Electrocution hazards are included as one of the top 4 areas of fatalities in construction. Here are the top safety tips to cover during your next toolbox talk on electrical safety.

Electrician working in electrical panel
OSHA Standard 1926.21(b)(2) The employer shall instruct each employee in the recognition and avoidance of unsafe conditions and the regulations applicable to his work environment to control or eliminate any hazards or other exposure to illness or injury.

Always survey or examine the area where you will be working for any possible electrical hazards such as open electrical cabinets, damaged outlets or fixtures, and power cables used for temporary lighting.

Be aware of potential electrical sources such as overhead power lines when working with ladders.

Only use a ladder that has nonconductive siderails when working on or around exposed energized electrical equipment.

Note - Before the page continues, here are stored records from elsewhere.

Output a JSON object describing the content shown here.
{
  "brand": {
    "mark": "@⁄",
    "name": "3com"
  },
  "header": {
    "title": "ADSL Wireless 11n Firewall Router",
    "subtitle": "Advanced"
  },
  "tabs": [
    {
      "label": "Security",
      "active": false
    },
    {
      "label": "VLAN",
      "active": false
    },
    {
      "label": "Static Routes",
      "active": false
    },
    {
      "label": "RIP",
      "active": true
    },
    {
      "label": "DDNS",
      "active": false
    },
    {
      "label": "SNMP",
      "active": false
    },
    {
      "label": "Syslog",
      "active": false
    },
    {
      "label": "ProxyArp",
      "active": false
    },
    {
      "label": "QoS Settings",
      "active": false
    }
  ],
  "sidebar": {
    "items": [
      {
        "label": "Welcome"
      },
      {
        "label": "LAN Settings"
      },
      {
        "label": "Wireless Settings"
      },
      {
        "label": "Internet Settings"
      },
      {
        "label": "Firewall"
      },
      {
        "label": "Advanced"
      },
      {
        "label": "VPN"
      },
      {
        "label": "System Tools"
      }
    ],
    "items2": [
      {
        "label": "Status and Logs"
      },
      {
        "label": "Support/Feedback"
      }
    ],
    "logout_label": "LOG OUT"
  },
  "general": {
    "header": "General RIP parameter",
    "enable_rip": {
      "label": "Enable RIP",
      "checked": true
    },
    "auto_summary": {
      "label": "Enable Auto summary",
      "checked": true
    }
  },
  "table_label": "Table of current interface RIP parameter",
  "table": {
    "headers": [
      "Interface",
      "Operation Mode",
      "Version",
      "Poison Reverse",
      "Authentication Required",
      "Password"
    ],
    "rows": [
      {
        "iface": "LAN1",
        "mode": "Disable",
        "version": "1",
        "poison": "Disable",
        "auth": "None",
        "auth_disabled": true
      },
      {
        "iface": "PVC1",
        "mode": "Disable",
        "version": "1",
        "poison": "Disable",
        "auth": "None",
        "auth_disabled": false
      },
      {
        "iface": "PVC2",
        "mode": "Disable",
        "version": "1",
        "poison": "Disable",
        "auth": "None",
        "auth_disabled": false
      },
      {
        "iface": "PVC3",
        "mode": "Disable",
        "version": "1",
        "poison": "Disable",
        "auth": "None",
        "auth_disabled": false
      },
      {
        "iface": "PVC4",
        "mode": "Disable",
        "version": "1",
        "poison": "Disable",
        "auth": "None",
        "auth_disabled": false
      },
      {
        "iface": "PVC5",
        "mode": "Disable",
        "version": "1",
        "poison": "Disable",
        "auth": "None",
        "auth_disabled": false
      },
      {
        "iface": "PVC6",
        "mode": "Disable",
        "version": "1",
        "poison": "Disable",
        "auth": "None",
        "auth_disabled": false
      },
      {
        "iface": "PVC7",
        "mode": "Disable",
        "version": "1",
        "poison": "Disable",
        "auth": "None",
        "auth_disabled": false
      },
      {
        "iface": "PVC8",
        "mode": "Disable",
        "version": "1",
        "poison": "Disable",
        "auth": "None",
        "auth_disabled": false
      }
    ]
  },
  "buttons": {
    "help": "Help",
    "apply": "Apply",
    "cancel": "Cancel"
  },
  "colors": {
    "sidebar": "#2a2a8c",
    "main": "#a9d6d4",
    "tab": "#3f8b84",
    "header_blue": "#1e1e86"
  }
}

OSHA Standard 1926.1053(b)(12) says that ladders shall have nonconductive siderails if they are used where the employee or the ladder could contact exposed energized electrical equipment...
  • Always inspect your electrical tools and equipment before use.
  • Never attempt to repair electrical tools or equipment unless you are qualified for the work.
  • Always inspect the electrical plug and ground pins.
  • Never use an electrical tool or equipment if the ground pin is missing, broken, or defective.
OSHA Standard 1926.403(b)(1) ensure that electrical equipment is free from recognized hazards that are likely to cause death or serious physical harm to employee…
  • Cover, guard, or protect openings in electrical panels to prevent accidental shocks or electrocution.
  • Prevent accidental contact by persons not qualified to work on electrical equipment.
  • Make certain covers and guards are in place and locked if necessary.
Lockout Tagout on Machine
OSHA Standard 1926.416(a)(1) states that no employer shall permit an employee to work in such proximity to any part of an electric power circuit that the employee could contact the electric power circuit in the course of work, unless the employee is protected against electric shock by deenergizing the circuit and grounding it or by guarding it effectively by insulation or other means.
  • Always maintain a safe distance from overhead power lines.
  • Prevent and avoid contact with overhead electrical lines when moving a ladder, scaffold, or forklift.
  • Make sure that appropriate danger, warning, or caution signs are posted and observed.